According to some experts, leg cramps are common in pregnancy possibly because there maybe some abnormal level or processing of electrolytes, essential elements and chemical substances, which are needed for the proper functioning of the muscles. The old concept that having leg cramps means you need more calcium element has been shown by several studies to be undependable. Instead, a growing body of scientific evidence now pointed out that magnesium supplementation, in addition to prenatal vitamins, could significantly help pregnant women with leg cramps.

Another possible explanation why leg cramps are common in pregnancy is that the leg muscles could be exhausted from carrying the extra weight of the abdomen, most especially if the pregnant woman has been standing most of the time during the day. Also, the expanding and heavier uterus puts pressure on the blood vessels and nerves that supply the muscles of the legs, which results in muscle cramping.

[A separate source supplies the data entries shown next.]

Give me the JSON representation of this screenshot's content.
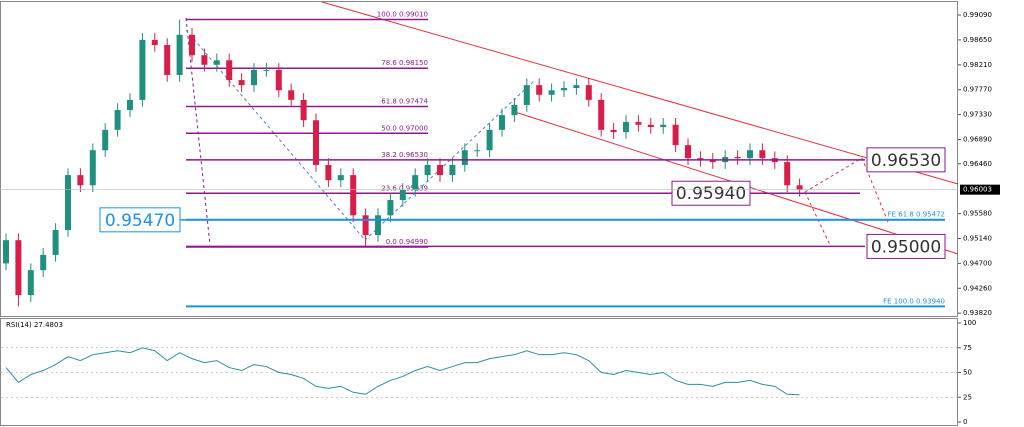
{
  "chart_data": [
    {
      "type": "candlestick",
      "up_color": "#1f8f7e",
      "down_color": "#d81e48",
      "ylim": [
        0.9377,
        0.9932
      ],
      "yticks": [
        {
          "value": 0.9909,
          "label": "0.99090"
        },
        {
          "value": 0.9865,
          "label": "0.98650"
        },
        {
          "value": 0.9821,
          "label": "0.98210"
        },
        {
          "value": 0.9777,
          "label": "0.97770"
        },
        {
          "value": 0.9733,
          "label": "0.97330"
        },
        {
          "value": 0.9689,
          "label": "0.96890"
        },
        {
          "value": 0.9646,
          "label": "0.96460"
        },
        {
          "value": 0.9558,
          "label": "0.95580"
        },
        {
          "value": 0.9514,
          "label": "0.95140"
        },
        {
          "value": 0.947,
          "label": "0.94700"
        },
        {
          "value": 0.9426,
          "label": "0.94260"
        },
        {
          "value": 0.9382,
          "label": "0.93820"
        }
      ],
      "current_price": {
        "value": 0.96003,
        "label": "0.96003"
      },
      "open": [
        0.947,
        0.9511,
        0.9414,
        0.9458,
        0.9485,
        0.9529,
        0.9626,
        0.9608,
        0.967,
        0.9706,
        0.9741,
        0.9759,
        0.9865,
        0.9856,
        0.9803,
        0.9874,
        0.9838,
        0.9821,
        0.9829,
        0.9794,
        0.9785,
        0.9812,
        0.9812,
        0.9776,
        0.9759,
        0.9723,
        0.9644,
        0.9617,
        0.9626,
        0.9555,
        0.952,
        0.9555,
        0.9582,
        0.96,
        0.9626,
        0.9644,
        0.9626,
        0.9644,
        0.967,
        0.967,
        0.9706,
        0.9732,
        0.975,
        0.9785,
        0.9768,
        0.9776,
        0.978,
        0.9785,
        0.9759,
        0.9706,
        0.9702,
        0.972,
        0.9715,
        0.9711,
        0.9715,
        0.9679,
        0.9656,
        0.9653,
        0.9649,
        0.9658,
        0.9656,
        0.967,
        0.9656,
        0.9649,
        0.9608
      ],
      "high": [
        0.9523,
        0.9523,
        0.947,
        0.9497,
        0.9541,
        0.9638,
        0.9638,
        0.9682,
        0.9718,
        0.9753,
        0.9771,
        0.9877,
        0.9877,
        0.9868,
        0.9901,
        0.9886,
        0.985,
        0.9841,
        0.9841,
        0.9806,
        0.9824,
        0.9824,
        0.9824,
        0.9788,
        0.9771,
        0.9735,
        0.9656,
        0.9638,
        0.9638,
        0.9567,
        0.9567,
        0.9594,
        0.9612,
        0.9638,
        0.9656,
        0.9656,
        0.9656,
        0.9682,
        0.9682,
        0.9718,
        0.9744,
        0.9762,
        0.9797,
        0.9797,
        0.9788,
        0.9792,
        0.9797,
        0.9797,
        0.9771,
        0.9718,
        0.9732,
        0.9732,
        0.9727,
        0.9727,
        0.9727,
        0.9691,
        0.9668,
        0.9665,
        0.967,
        0.967,
        0.9682,
        0.9682,
        0.9668,
        0.9661,
        0.962
      ],
      "low": [
        0.9458,
        0.9394,
        0.9402,
        0.9446,
        0.9473,
        0.9517,
        0.9596,
        0.9596,
        0.9658,
        0.9694,
        0.9729,
        0.9747,
        0.9844,
        0.9791,
        0.9791,
        0.9826,
        0.9809,
        0.9809,
        0.9782,
        0.9773,
        0.9773,
        0.98,
        0.9764,
        0.9747,
        0.9711,
        0.9632,
        0.9605,
        0.9605,
        0.9543,
        0.9499,
        0.9508,
        0.9543,
        0.957,
        0.9588,
        0.9614,
        0.9614,
        0.9614,
        0.9632,
        0.9658,
        0.9658,
        0.9694,
        0.972,
        0.9738,
        0.9756,
        0.9756,
        0.9764,
        0.9768,
        0.9747,
        0.9694,
        0.969,
        0.969,
        0.9703,
        0.9699,
        0.9699,
        0.9667,
        0.9644,
        0.9641,
        0.9637,
        0.9637,
        0.9644,
        0.9644,
        0.9644,
        0.9637,
        0.9596,
        0.9588
      ],
      "close": [
        0.9511,
        0.9414,
        0.9458,
        0.9485,
        0.9529,
        0.9626,
        0.9608,
        0.967,
        0.9706,
        0.9741,
        0.9759,
        0.9865,
        0.9856,
        0.9803,
        0.9874,
        0.9838,
        0.9821,
        0.9829,
        0.9794,
        0.9785,
        0.9812,
        0.9812,
        0.9776,
        0.9759,
        0.9723,
        0.9644,
        0.9617,
        0.9626,
        0.9555,
        0.952,
        0.9555,
        0.9582,
        0.96,
        0.9626,
        0.9644,
        0.9626,
        0.9644,
        0.967,
        0.967,
        0.9706,
        0.9732,
        0.975,
        0.9785,
        0.9768,
        0.9776,
        0.978,
        0.9785,
        0.9759,
        0.9706,
        0.9702,
        0.972,
        0.9715,
        0.9711,
        0.9715,
        0.9679,
        0.9656,
        0.9653,
        0.9649,
        0.9658,
        0.9656,
        0.967,
        0.9656,
        0.9649,
        0.9608,
        0.96
      ],
      "fib_color": "#8b1a8b",
      "fib_levels": [
        {
          "label": "100.0  0.99010",
          "value": 0.9901
        },
        {
          "label": "78.6  0.98150",
          "value": 0.9815
        },
        {
          "label": "61.8  0.97474",
          "value": 0.97474
        },
        {
          "label": "50.0  0.97000",
          "value": 0.97
        },
        {
          "label": "38.2  0.96530",
          "value": 0.9653
        },
        {
          "label": "23.6  0.95939",
          "value": 0.95939
        },
        {
          "label": "0.0  0.94990",
          "value": 0.9499
        }
      ],
      "fe_color": "#1e90e8",
      "fe_levels": [
        {
          "label": "FE 61.8  0.95472",
          "value": 0.95472
        },
        {
          "label": "FE 100.0  0.93940",
          "value": 0.9394
        }
      ],
      "price_boxes": [
        {
          "label": "0.96530",
          "value": 0.9653
        },
        {
          "label": "0.95940",
          "value": 0.9594
        },
        {
          "label": "0.95470",
          "value": 0.9547
        },
        {
          "label": "0.95000",
          "value": 0.95
        }
      ]
    },
    {
      "type": "line",
      "title": "RSI(14) 27.4803",
      "color": "#2f8f9a",
      "ylim": [
        0,
        100
      ],
      "yticks": [
        100,
        75,
        50,
        25,
        0
      ],
      "values": [
        55,
        40,
        48,
        52,
        58,
        66,
        62,
        68,
        70,
        72,
        70,
        75,
        72,
        62,
        70,
        64,
        60,
        62,
        55,
        52,
        58,
        56,
        50,
        48,
        44,
        36,
        34,
        36,
        30,
        28,
        36,
        42,
        46,
        52,
        56,
        52,
        56,
        60,
        60,
        64,
        66,
        68,
        72,
        68,
        68,
        70,
        68,
        62,
        50,
        48,
        52,
        50,
        48,
        50,
        42,
        38,
        38,
        36,
        40,
        40,
        42,
        38,
        36,
        28,
        27.4803
      ]
    }
  ]
}
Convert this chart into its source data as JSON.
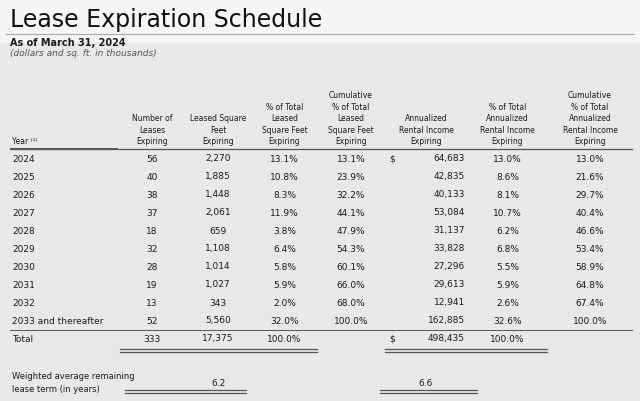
{
  "title": "Lease Expiration Schedule",
  "subtitle1": "As of March 31, 2024",
  "subtitle2": "(dollars and sq. ft. in thousands)",
  "col_headers_line1": [
    "",
    "Number of",
    "Leased Square",
    "% of Total",
    "Cumulative",
    "Annualized",
    "% of Total",
    "Cumulative"
  ],
  "col_headers_line2": [
    "",
    "Leases",
    "Feet",
    "Leased",
    "% of Total",
    "Rental Income",
    "Annualized",
    "% of Total"
  ],
  "col_headers_line3": [
    "Year⁽¹⁾",
    "Expiring",
    "Expiring",
    "Square Feet",
    "Leased",
    "Expiring",
    "Rental Income",
    "Annualized"
  ],
  "col_headers_line4": [
    "",
    "",
    "",
    "Expiring",
    "Square Feet",
    "",
    "Expiring",
    "Rental Income"
  ],
  "col_headers_line5": [
    "",
    "",
    "",
    "",
    "Expiring",
    "",
    "",
    "Expiring"
  ],
  "rows": [
    [
      "2024",
      "56",
      "2,270",
      "13.1%",
      "13.1%",
      "$  64,683",
      "13.0%",
      "13.0%"
    ],
    [
      "2025",
      "40",
      "1,885",
      "10.8%",
      "23.9%",
      "42,835",
      "8.6%",
      "21.6%"
    ],
    [
      "2026",
      "38",
      "1,448",
      "8.3%",
      "32.2%",
      "40,133",
      "8.1%",
      "29.7%"
    ],
    [
      "2027",
      "37",
      "2,061",
      "11.9%",
      "44.1%",
      "53,084",
      "10.7%",
      "40.4%"
    ],
    [
      "2028",
      "18",
      "659",
      "3.8%",
      "47.9%",
      "31,137",
      "6.2%",
      "46.6%"
    ],
    [
      "2029",
      "32",
      "1,108",
      "6.4%",
      "54.3%",
      "33,828",
      "6.8%",
      "53.4%"
    ],
    [
      "2030",
      "28",
      "1,014",
      "5.8%",
      "60.1%",
      "27,296",
      "5.5%",
      "58.9%"
    ],
    [
      "2031",
      "19",
      "1,027",
      "5.9%",
      "66.0%",
      "29,613",
      "5.9%",
      "64.8%"
    ],
    [
      "2032",
      "13",
      "343",
      "2.0%",
      "68.0%",
      "12,941",
      "2.6%",
      "67.4%"
    ],
    [
      "2033 and thereafter",
      "52",
      "5,560",
      "32.0%",
      "100.0%",
      "162,885",
      "32.6%",
      "100.0%"
    ],
    [
      "Total",
      "333",
      "17,375",
      "100.0%",
      "",
      "$  498,435",
      "100.0%",
      ""
    ]
  ],
  "stripe_color": "#e8e8e8",
  "bg_color": "#f5f5f5",
  "text_color": "#1a1a1a",
  "line_color": "#555555",
  "weighted_avg_label": "Weighted average remaining\nlease term (in years)",
  "weighted_avg_sq": "6.2",
  "weighted_avg_inc": "6.6"
}
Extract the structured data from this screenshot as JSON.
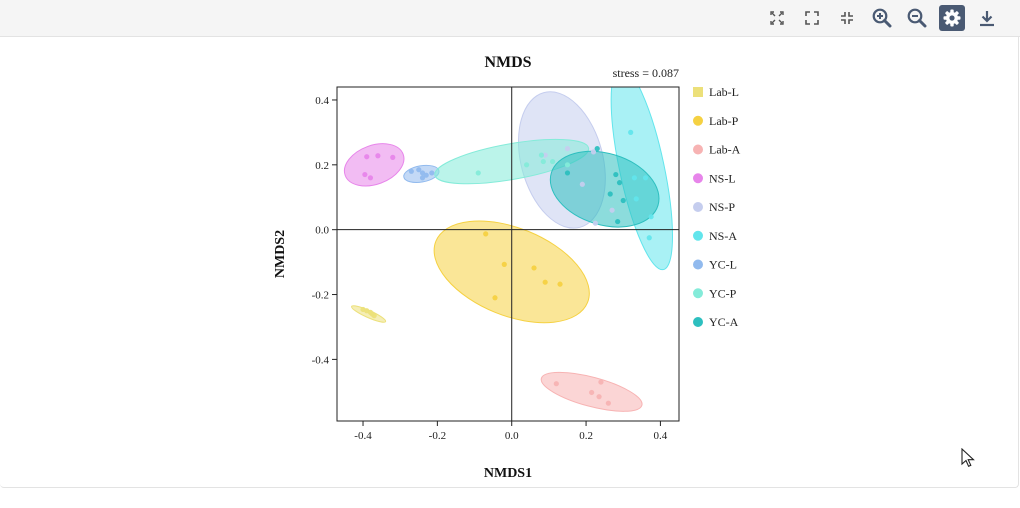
{
  "toolbar": {
    "buttons": [
      {
        "name": "fit-to-view-icon"
      },
      {
        "name": "fullscreen-icon"
      },
      {
        "name": "exit-fullscreen-icon"
      },
      {
        "name": "zoom-in-icon"
      },
      {
        "name": "zoom-out-icon"
      },
      {
        "name": "settings-icon",
        "active": true
      },
      {
        "name": "download-icon"
      }
    ]
  },
  "chart_data": {
    "type": "scatter",
    "title": "NMDS",
    "annotation": "stress = 0.087",
    "xlabel": "NMDS1",
    "ylabel": "NMDS2",
    "xlim": [
      -0.47,
      0.45
    ],
    "ylim": [
      -0.59,
      0.44
    ],
    "xticks": [
      -0.4,
      -0.2,
      0.0,
      0.2,
      0.4
    ],
    "xtick_labels": [
      "-0.4",
      "-0.2",
      "0.0",
      "0.2",
      "0.4"
    ],
    "yticks": [
      -0.4,
      -0.2,
      0.0,
      0.2,
      0.4
    ],
    "ytick_labels": [
      "-0.4",
      "-0.2",
      "0.0",
      "0.2",
      "0.4"
    ],
    "reference_lines": {
      "x": 0,
      "y": 0
    },
    "grid": false,
    "legend_position": "right",
    "series": [
      {
        "name": "Lab-L",
        "color": "#ece07a",
        "marker": "square",
        "points": [
          [
            -0.4,
            -0.246
          ],
          [
            -0.39,
            -0.25
          ],
          [
            -0.38,
            -0.255
          ],
          [
            -0.375,
            -0.26
          ],
          [
            -0.37,
            -0.265
          ]
        ],
        "ellipse": {
          "cx": -0.385,
          "cy": -0.26,
          "rx": 0.05,
          "ry": 0.011,
          "angle": 24
        }
      },
      {
        "name": "Lab-P",
        "color": "#f5d142",
        "marker": "circle",
        "points": [
          [
            -0.07,
            -0.013
          ],
          [
            -0.02,
            -0.107
          ],
          [
            -0.045,
            -0.21
          ],
          [
            0.06,
            -0.118
          ],
          [
            0.09,
            -0.162
          ],
          [
            0.13,
            -0.168
          ]
        ],
        "ellipse": {
          "cx": 0.0,
          "cy": -0.13,
          "rx": 0.22,
          "ry": 0.135,
          "angle": 22
        }
      },
      {
        "name": "Lab-A",
        "color": "#f7b3b3",
        "marker": "circle",
        "points": [
          [
            0.12,
            -0.475
          ],
          [
            0.24,
            -0.47
          ],
          [
            0.215,
            -0.502
          ],
          [
            0.235,
            -0.515
          ],
          [
            0.26,
            -0.535
          ]
        ],
        "ellipse": {
          "cx": 0.215,
          "cy": -0.5,
          "rx": 0.14,
          "ry": 0.045,
          "angle": 15
        }
      },
      {
        "name": "NS-L",
        "color": "#e785ea",
        "marker": "circle",
        "points": [
          [
            -0.39,
            0.225
          ],
          [
            -0.36,
            0.228
          ],
          [
            -0.32,
            0.223
          ],
          [
            -0.395,
            0.17
          ],
          [
            -0.38,
            0.16
          ]
        ],
        "ellipse": {
          "cx": -0.37,
          "cy": 0.2,
          "rx": 0.083,
          "ry": 0.06,
          "angle": -20
        }
      },
      {
        "name": "NS-P",
        "color": "#c5cdee",
        "marker": "circle",
        "points": [
          [
            0.09,
            0.23
          ],
          [
            0.15,
            0.25
          ],
          [
            0.22,
            0.24
          ],
          [
            0.19,
            0.14
          ],
          [
            0.27,
            0.06
          ],
          [
            0.225,
            0.02
          ]
        ],
        "ellipse": {
          "cx": 0.135,
          "cy": 0.215,
          "rx": 0.11,
          "ry": 0.215,
          "angle": -15
        }
      },
      {
        "name": "NS-A",
        "color": "#62e5ec",
        "marker": "circle",
        "points": [
          [
            0.32,
            0.3
          ],
          [
            0.33,
            0.16
          ],
          [
            0.36,
            0.16
          ],
          [
            0.335,
            0.095
          ],
          [
            0.375,
            0.04
          ],
          [
            0.37,
            -0.025
          ]
        ],
        "ellipse": {
          "cx": 0.35,
          "cy": 0.19,
          "rx": 0.06,
          "ry": 0.32,
          "angle": -12
        }
      },
      {
        "name": "YC-L",
        "color": "#91baee",
        "marker": "circle",
        "points": [
          [
            -0.27,
            0.18
          ],
          [
            -0.25,
            0.185
          ],
          [
            -0.24,
            0.175
          ],
          [
            -0.23,
            0.168
          ],
          [
            -0.215,
            0.175
          ],
          [
            -0.24,
            0.16
          ]
        ],
        "ellipse": {
          "cx": -0.243,
          "cy": 0.172,
          "rx": 0.048,
          "ry": 0.025,
          "angle": -10
        }
      },
      {
        "name": "YC-P",
        "color": "#84ebd9",
        "marker": "circle",
        "points": [
          [
            -0.09,
            0.175
          ],
          [
            0.04,
            0.2
          ],
          [
            0.08,
            0.23
          ],
          [
            0.085,
            0.21
          ],
          [
            0.11,
            0.21
          ],
          [
            0.15,
            0.2
          ]
        ],
        "ellipse": {
          "cx": 0.0,
          "cy": 0.21,
          "rx": 0.21,
          "ry": 0.055,
          "angle": -10
        }
      },
      {
        "name": "YC-A",
        "color": "#2dbfbf",
        "marker": "circle",
        "points": [
          [
            0.15,
            0.175
          ],
          [
            0.23,
            0.25
          ],
          [
            0.28,
            0.17
          ],
          [
            0.29,
            0.145
          ],
          [
            0.265,
            0.11
          ],
          [
            0.3,
            0.09
          ],
          [
            0.285,
            0.025
          ]
        ],
        "ellipse": {
          "cx": 0.25,
          "cy": 0.125,
          "rx": 0.15,
          "ry": 0.11,
          "angle": 17
        }
      }
    ]
  }
}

The best way to relieve leg cramps when you have one is to immediately straighten the involved leg and gently flex your toes toward your shin. Or if you can, try walking on the affected leg. These maneuvers will ease the spasm and the pain will eventually go away.

On the other hand, to minimize recurrences of leg cramps, you may try the following tips:

• Try to keep yourself hydrated by drinking ample amount of water regularly.
• Avoid sitting or standing too long during the day. If you must sit, do not cross your legs as this will further impede blood circulation.
• Make it a habit to wiggle your toes and rotate your ankles. This will improve blood circulation back to the heart.
• Have enough time to rest. Lie on your left side to avoid the major blood vessel located at the right side from getting impinged by the weight of your uterus, thereby improving circulation to and from your legs.
• Stretch your leg muscles before bedtime
• Increase potassium intake from the diet
• Take prenatal vitamins and magnesium supplements. However, consult your health care provider first before taking any supplements.

Remember that if your muscle cramping is constant, pain is persistent, or if you notice swelling in your leg, call your doctor. These could be signs of a blood clot which needs immediate medical attention. Blood clots, if left untreated, can irreversibly damage your leg due to prolonged circulatory failure to the area brought about by the obstruction.